Corey Conners is striping it as usual and contended for this last year. Along with Shane Lowry and Si Woo Kim, if you can stumble into a good putting week with any one of this trio then you'd be looking at the place money at the very least, but Lowry in particular looks lost on the greens and Conners does flatter to deceive.

Keegan Bradley's approach play is red-hot and he's a better putter on bentgrass than he is most surfaces, so 200/1 earned a second glance. A former winner of this (on zoysiagrass fairways) whose mid-to-long irons are a big strength, like Conners he's one who could appeal in any one of a number of side markets later in the week.

Jordan Spieth is 66/1 from 20s at Augusta and that alone gave me pause for thought, but PATRICK CANTLAY is preferred at a generous 40/1 having finished alongside him in 29th last week.

Sunday saw him gain strokes in all departments, allaying some concerns that his improvement with his irons had come to a grinding halt, and having been third on his last solo start he looks to be in good shape overall.

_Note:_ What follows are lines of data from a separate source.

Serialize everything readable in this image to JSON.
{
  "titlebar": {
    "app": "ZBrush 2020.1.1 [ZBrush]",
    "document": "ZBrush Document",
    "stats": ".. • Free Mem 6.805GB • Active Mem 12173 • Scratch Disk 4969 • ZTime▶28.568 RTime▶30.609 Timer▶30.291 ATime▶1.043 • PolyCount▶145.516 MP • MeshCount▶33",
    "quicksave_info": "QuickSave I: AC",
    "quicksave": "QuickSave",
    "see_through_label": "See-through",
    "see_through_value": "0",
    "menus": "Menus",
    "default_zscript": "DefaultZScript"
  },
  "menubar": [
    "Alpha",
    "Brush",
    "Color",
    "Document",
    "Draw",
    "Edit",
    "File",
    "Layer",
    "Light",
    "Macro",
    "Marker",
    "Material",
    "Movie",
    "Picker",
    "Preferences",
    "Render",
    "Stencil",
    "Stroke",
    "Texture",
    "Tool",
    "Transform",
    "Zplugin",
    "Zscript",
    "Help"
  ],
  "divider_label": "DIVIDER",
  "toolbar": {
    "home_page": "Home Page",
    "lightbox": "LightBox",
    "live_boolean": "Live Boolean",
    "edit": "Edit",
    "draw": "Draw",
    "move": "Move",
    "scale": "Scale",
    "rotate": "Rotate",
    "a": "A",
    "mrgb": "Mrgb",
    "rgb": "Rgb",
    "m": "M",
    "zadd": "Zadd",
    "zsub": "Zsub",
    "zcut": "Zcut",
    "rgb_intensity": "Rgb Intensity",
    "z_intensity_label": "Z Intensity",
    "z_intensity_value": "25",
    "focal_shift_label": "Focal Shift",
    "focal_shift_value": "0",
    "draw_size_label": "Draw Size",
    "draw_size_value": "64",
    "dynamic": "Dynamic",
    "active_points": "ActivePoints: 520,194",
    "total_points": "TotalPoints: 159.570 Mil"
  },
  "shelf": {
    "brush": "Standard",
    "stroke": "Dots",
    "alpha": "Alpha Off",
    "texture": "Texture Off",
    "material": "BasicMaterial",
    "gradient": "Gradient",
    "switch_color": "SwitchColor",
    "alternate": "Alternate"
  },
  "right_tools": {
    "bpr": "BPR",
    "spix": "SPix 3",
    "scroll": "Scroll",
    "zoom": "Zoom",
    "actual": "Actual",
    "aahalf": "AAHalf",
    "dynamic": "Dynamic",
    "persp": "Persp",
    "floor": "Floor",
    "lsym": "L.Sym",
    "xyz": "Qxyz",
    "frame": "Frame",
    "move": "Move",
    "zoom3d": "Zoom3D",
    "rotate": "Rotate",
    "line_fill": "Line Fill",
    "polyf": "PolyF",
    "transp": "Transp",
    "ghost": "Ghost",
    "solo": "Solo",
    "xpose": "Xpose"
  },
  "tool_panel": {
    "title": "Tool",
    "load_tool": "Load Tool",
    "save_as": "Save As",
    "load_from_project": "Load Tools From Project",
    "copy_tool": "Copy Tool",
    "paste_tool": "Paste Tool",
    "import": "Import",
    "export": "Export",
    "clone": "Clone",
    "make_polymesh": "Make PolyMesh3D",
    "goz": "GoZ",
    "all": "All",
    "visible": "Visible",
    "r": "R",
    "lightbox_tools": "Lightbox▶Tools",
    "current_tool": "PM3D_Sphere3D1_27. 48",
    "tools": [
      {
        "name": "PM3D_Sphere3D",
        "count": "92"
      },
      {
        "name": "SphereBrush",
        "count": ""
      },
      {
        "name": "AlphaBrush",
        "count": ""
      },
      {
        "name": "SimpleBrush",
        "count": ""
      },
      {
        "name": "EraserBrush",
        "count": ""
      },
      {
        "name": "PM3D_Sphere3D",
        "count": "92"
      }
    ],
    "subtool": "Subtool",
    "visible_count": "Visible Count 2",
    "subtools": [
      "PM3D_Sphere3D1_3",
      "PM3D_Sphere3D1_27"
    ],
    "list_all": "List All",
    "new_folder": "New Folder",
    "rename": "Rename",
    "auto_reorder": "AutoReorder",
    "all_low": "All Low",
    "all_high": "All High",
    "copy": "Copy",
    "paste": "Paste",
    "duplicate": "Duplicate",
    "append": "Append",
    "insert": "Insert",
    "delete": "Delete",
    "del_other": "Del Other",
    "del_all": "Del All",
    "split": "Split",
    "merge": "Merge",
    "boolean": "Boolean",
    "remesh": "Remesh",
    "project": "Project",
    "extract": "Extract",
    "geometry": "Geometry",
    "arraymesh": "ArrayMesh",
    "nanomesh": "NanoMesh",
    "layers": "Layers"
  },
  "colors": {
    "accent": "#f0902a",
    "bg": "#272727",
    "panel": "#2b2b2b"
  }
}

Close to the places entering the final round of the Masters last month, his record in majors remains solid but unspectacular and that's equally summed up by the PGA, where he has six cuts made in seven and two of his four major top-10s.

Conditions here suggest a fifth could well be forthcoming. Cantlay plays difficult, long courses well and he threatened to win on the zoysia fairways of Southwind last year. He's a proper Muirfield Village specialist, too, winning that event twice, has form at Riviera, Olympia Fields and Bay Hill, and is best on bentgrass greens.

Patrick Cantlay
Patrick Cantlay

Cantlay is also an excellent iron player from 175-250 yards and I remain of the view that he's among the most likely maiden major champions anywhere. Here, in the best part of the US for him, on greens he prefers, at a course which shares a lot in common with some of those he likes, he looks one of the biggest threats to the top two.

Last year's equivalent preview profited courtesy of 275/1 Cam Davis finishing a non-threatening fourth and I've tried desperately to find an equivalent, without success. Davis had two high-class top-10s among his previous five starts and I can see nothing remotely comparable, though Alex Smalley is a player I like who drives it well and has turned things around of late.

Akshay Bhatia has a course win as an amateur to his name but drove the ball horrendously last week and Rickie Fowler didn't do enough there to suggest he can emulate his top-five from a decade ago. That said, Fowler did lead the US Open last June and remains the type to pop up on leaderboards from time to time.

I return though to the fact that the big three, by some measures, all arrive having won last time out. They come to a course which is humdrum but fair, scoreable; conducive, I would say, to producing the sort of high-class leaderboard that some will say vindicates the decision to come back to Valhalla.

One man should be especially happy that they have. Perhaps it really is the week for McIlroy. I won't be alone in hoping so.